The facile rhetoric of absolute liberty has become a cover for irresponsibility; instant social protest an excuse for antisocial behaviour.

[end p7] [p8 begins]

The old virtues of patriotism and national pride have been denigrated in the name of internationalism, love of all our fellow-men. But no one can love mankind if he does not love his own countrymen.

It was the radical Socialist writer and patriot, the late George Orwell, who described the left-wing intellectuals as men motivated primarily by hatred of their own country. Socialists who spoke most about brotherhood of man [sic] could not bear their fellow-Englishmen, he complained. Their well-orchestrated sneers from their strongpoint in the educational system and media have weakened the national will to transmit to future generations those values, standards and aspirations which made England admired the world over.

It is just because their message is that self-discipline is out of date and that the poor cannot be expected to help themselves, that they want the state to do more. That is why they believe in state ownership and control of economic life, education, health. Their wish to end parental choice in where and how their children shall be educated, in spending their money on better education and health for their children instead of on a new car, leisure, pleasure, is all part of the attempt to diminish self and self-discipline and real freedoms in favour of the state, ruled by socialists, the new class, as one disillusioned communist leader called them.

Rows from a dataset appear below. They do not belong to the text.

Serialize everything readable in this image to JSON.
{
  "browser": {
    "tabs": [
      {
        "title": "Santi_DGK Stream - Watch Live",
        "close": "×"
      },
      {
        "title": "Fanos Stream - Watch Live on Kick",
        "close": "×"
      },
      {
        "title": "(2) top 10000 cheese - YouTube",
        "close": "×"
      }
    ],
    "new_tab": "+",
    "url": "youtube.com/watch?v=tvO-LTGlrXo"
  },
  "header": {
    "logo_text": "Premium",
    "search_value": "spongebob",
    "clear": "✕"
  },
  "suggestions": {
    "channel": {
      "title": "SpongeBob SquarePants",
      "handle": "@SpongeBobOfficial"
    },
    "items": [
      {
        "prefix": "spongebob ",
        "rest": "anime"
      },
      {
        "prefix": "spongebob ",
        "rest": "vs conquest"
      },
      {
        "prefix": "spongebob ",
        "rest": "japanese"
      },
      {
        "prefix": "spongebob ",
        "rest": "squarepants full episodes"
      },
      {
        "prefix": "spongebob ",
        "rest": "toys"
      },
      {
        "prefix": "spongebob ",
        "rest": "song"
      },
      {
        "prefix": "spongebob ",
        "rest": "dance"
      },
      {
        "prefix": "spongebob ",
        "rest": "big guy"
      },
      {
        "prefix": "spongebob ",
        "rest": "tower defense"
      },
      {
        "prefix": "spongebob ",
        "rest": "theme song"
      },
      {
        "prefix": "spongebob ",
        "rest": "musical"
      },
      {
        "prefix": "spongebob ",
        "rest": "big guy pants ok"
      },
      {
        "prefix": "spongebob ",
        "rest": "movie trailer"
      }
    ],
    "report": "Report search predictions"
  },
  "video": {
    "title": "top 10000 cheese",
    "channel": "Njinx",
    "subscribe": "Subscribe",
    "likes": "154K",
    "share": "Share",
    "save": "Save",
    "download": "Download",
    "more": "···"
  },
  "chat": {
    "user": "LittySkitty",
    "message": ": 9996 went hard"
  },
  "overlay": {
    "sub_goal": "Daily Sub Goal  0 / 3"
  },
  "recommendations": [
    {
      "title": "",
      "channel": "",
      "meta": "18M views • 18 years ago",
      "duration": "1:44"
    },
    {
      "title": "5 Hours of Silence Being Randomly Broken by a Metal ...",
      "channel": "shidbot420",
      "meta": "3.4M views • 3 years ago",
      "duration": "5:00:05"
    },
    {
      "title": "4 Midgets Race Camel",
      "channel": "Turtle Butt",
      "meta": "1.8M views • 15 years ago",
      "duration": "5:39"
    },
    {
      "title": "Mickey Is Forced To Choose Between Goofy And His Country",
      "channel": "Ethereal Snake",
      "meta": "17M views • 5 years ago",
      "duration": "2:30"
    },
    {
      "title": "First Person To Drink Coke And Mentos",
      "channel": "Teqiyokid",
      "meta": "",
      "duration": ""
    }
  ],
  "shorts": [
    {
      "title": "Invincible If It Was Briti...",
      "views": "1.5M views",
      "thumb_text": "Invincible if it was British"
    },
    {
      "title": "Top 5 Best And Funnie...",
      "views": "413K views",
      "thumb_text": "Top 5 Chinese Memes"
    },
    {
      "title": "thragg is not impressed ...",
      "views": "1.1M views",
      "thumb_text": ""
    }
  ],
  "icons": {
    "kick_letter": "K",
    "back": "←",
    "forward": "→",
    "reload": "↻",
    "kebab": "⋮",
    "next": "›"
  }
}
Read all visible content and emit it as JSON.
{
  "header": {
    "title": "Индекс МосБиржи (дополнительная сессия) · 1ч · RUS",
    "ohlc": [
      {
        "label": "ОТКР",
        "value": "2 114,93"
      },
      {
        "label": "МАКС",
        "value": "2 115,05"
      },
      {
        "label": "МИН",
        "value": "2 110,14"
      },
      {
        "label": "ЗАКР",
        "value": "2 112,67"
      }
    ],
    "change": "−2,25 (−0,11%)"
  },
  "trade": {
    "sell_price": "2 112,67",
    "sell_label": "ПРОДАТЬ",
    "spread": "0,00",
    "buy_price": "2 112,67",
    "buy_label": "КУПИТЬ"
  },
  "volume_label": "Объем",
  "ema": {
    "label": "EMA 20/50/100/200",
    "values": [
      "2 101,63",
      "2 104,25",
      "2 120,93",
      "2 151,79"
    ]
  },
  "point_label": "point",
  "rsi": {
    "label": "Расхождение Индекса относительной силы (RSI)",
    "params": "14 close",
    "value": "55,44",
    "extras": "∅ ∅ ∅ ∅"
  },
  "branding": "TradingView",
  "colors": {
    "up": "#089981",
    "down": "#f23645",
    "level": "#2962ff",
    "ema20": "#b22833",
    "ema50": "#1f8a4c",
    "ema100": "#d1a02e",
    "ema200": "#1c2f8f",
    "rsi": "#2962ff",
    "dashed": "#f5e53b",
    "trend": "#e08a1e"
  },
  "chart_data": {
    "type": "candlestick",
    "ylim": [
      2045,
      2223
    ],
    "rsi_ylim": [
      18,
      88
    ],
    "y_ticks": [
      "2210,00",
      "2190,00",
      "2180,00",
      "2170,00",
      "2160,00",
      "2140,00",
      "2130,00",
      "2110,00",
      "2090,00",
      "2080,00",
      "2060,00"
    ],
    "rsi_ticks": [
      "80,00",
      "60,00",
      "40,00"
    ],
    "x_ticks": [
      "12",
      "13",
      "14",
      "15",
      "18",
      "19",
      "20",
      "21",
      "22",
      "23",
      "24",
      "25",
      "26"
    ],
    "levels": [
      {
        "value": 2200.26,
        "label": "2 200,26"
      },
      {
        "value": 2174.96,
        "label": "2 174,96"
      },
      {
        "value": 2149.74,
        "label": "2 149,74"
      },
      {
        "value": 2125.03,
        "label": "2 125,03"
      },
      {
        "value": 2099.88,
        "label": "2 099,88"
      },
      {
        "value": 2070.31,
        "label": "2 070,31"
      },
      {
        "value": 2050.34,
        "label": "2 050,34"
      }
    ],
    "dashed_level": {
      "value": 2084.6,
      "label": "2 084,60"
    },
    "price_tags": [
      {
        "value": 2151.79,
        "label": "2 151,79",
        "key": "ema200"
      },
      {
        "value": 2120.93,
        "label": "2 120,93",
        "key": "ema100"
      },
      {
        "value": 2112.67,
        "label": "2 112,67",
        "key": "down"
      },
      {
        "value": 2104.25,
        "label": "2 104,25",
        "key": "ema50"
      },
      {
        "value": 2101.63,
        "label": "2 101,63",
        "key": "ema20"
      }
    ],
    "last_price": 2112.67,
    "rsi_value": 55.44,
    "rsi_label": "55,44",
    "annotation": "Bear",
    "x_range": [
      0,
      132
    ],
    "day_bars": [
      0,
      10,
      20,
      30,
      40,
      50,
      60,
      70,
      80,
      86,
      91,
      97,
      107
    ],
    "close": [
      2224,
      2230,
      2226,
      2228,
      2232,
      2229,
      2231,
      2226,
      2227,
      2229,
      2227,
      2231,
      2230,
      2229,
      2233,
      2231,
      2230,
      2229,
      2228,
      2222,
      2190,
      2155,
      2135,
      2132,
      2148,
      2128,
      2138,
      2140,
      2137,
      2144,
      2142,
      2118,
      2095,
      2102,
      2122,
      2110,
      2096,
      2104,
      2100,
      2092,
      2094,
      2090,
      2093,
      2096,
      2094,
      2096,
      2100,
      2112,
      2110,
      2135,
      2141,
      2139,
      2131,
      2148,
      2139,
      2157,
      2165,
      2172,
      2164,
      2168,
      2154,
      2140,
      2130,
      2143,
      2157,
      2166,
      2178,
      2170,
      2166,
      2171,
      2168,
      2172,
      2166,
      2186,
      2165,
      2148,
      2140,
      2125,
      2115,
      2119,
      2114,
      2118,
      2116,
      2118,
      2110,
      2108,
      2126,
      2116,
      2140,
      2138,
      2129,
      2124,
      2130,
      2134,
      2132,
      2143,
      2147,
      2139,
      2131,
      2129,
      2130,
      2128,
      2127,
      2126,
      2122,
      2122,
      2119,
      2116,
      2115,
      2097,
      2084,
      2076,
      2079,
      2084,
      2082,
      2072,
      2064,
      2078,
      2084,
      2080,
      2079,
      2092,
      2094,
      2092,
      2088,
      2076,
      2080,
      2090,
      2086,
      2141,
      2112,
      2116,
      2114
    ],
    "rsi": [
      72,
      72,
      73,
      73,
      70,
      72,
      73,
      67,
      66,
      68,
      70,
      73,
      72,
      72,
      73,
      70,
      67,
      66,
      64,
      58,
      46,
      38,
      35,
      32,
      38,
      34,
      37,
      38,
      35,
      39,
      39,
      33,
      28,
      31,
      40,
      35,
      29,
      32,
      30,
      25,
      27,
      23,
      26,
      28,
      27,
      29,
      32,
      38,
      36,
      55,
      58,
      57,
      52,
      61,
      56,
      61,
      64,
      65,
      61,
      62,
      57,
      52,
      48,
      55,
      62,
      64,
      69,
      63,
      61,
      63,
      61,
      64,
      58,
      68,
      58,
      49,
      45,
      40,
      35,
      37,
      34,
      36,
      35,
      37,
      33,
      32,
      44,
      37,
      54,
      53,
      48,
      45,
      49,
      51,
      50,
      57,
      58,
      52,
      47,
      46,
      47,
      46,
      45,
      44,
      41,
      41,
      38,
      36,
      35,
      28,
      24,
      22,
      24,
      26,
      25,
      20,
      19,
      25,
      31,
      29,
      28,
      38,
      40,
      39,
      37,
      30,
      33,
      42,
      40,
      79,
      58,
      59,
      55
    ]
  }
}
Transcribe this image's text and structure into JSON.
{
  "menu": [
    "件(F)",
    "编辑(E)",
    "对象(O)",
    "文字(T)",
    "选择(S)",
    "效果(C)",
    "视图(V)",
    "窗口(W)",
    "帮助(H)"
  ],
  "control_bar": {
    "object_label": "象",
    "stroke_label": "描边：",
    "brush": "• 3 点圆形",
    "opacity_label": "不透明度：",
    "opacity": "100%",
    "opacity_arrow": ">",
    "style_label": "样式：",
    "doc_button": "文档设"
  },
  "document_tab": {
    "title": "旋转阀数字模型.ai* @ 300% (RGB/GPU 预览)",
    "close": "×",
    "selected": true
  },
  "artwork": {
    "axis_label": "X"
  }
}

Of course, I shall be misrepresented, but let me ward off what misunderstanding I can. I am not saying that we should not help the poor, far from it. But the only really lasting help we can give to the poor is helping them to help themselves; to do the opposite, to create more dependence is to destroy them morally while throwing an unfair burden on society. The populist rulers of Rome thought they had hit on a foolproof method of achieving a permanent curb on their patrician rivals when they created a dependent proletariat relying on them for bread and circuses; but in the end it destroyed the political stability of Rome, and so Rome itself fell, destroyed from inside.

[end p8] [p9 begins]

Are we to be destroyed from inside, too, a country which successfully repelled and destroyed Philip of Spain, Napoleon, Kaiser Wilhelm IIthe Kaiser, Hitler, are we to be destroyed by ideas, mischievous, wrong-headed, debilitating, yet seductive because they are fashionable and promise so much on the cheap?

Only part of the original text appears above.